André Bastian (* 1. Juni 1969 in Hamburg) ist deutscher Theaterregisseur, Dramaturg, Übersetzer und Autor.

Inhaltsverzeichnis

Leben

Nach Abitur (1988) und Zivildienst nahm Bastian 1991 in seiner Geburtsstadt Hamburg das Studium der Geschichte, Philosophie und Romanistik auf. Nach drei Semestern wechselte er an die Universität Granada (Spanien), an der er 1998 seinen Magister Artium in Spanischer Sprache und Literatur, Philosophie und Kunstgeschichte absolvierte.

Während seines Studiums in Spanien begann er mit ersten Inszenierungen beim Centro Dramático Elvira. Zurück in Deutschland führten ihn Regieassistenzen an die Westfälischen Kammerspiele Paderborn und an die Landesbühne Hannover (Gerhard Weber, Rolf Heiermann, Hartmut H. Forche u. a.). Dort inszenierte er ebenfalls sechs eigene Produktionen, u. a. Yasmina Rezas Kunst (2002) und die Rap-Bearbeitung eines modernen Wedekindklassikers als Frühlings Erwachen 2003 (2003) mit Freestyle-Rapper Spax.

Von 2003 bis 2006 war Bastian als Spielleiter und Dramaturg am Theater Reutlingen Die Tonne beschäftigt. In dieser Zeit lieferte er Inszenierungen zahlreicher Stücke von Beckett bis Shakespeare ab und weckte im Jahr des Nobelpreises für die österreichische Schriftstellerin Elfriede Jelinek mit einer Inszenierung des Dreiteilers Prinzessinnendramen I–III bei Kritik wie Publikum besondere Aufmerksamkeit.

Während seiner Zeit in Reutlingen übersetzte und inszenierte André Bastian zudem das spanische Barockdrama Mit Frauen ist nicht zu scherzen von Antonio Mira de Amescua und initiierte ein interdisziplinäres Theaterprojekt zum Thema Judendkultur und Authentizität. Als Ergebnis dieser Kooperation aus einem Autorenteam (André Bastian, Jörg Schade und Spax), dem Institut für Erziehungswissenschaft der Universität Tübingen, dem Friedrich-List-Gymnasium Reutlingen und dem Theater Reutlingen entstand die Produktion faker! – Ein Jugendstück mit Rap (2006).

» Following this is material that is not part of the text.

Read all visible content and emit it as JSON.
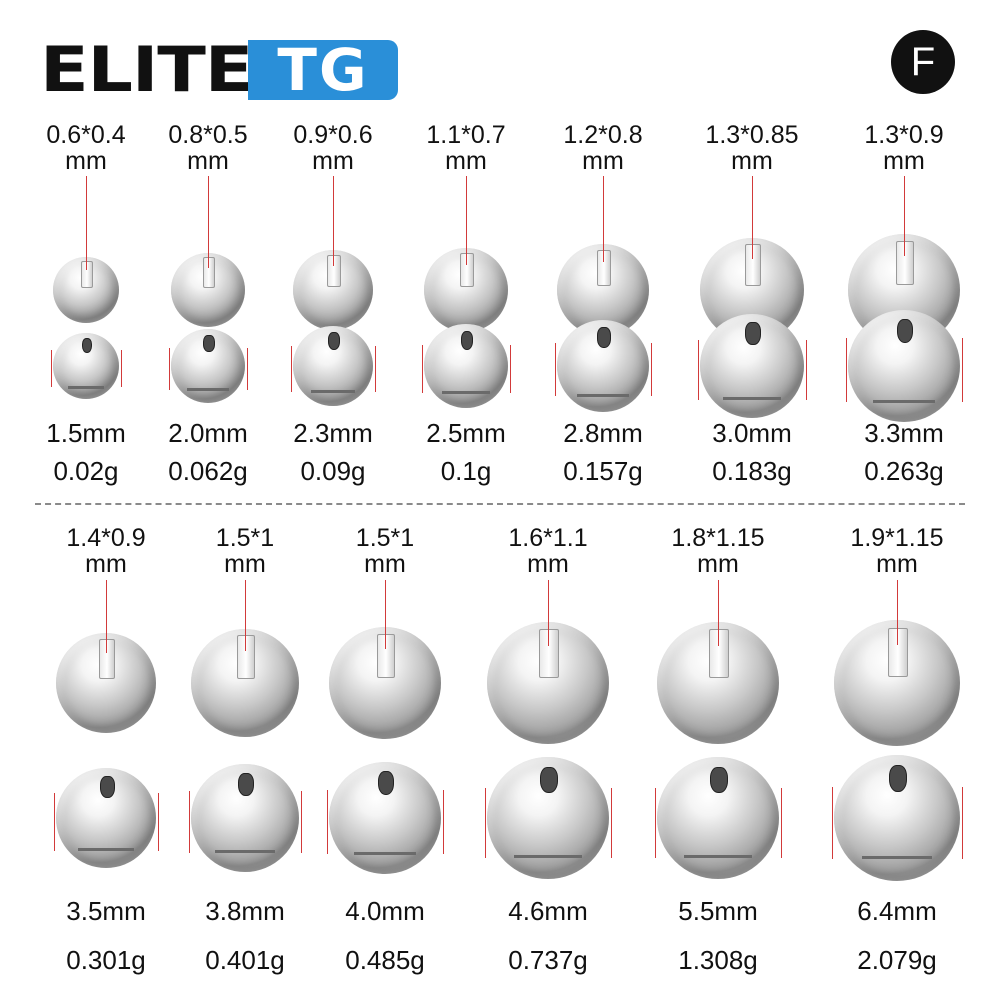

Seit Herbst 2006 lebt André Bastian als freier Regisseur, Übersetzer und Autor in Melbourne (Australien). Er arbeitet seit 2009 als Stipendiat der Monash University an seinem Promotionsprojekt (Theatre Performance) zum Thema "Recovering Jelinek for the English-Speaking Stage -- Problems of Intercultural Transfer in Elfriede Jelinek's Plays and Theatrical Strategies to Fill the 'Gap of Translation'". Im Rahmen dieses Projekts inszenierte Bastian Princess Dramas: Snow White (I). Sleeping Beauty(II). Jackie (IV) von Elfriede Jelinek als erstes Werk der österreichischen Autorin in Australien.

Inszenierungen

La Mama Theatre, Melbourne (Australien)

  • Samuel Beckett: Beckett’s Shorts - Five Short Plays by S. Beckett. Ausstattung: Peter Mumford. Prem.: 14. April. 2009

Schlosstheater Celle

  • Walter Jens nach Euripides: Der Untergang nach den Troerinnen. Ausstattung: Manfred Breitenfellner. Prem.: 19. November. 2010
  • Tom Lycos und Stefo Nantsou: Stones. Ausstattung: Manfred Breitenfellner. Prem.: 19. Februar. 2009

Red Stitch Actors Theatre, Melbourne (Australien)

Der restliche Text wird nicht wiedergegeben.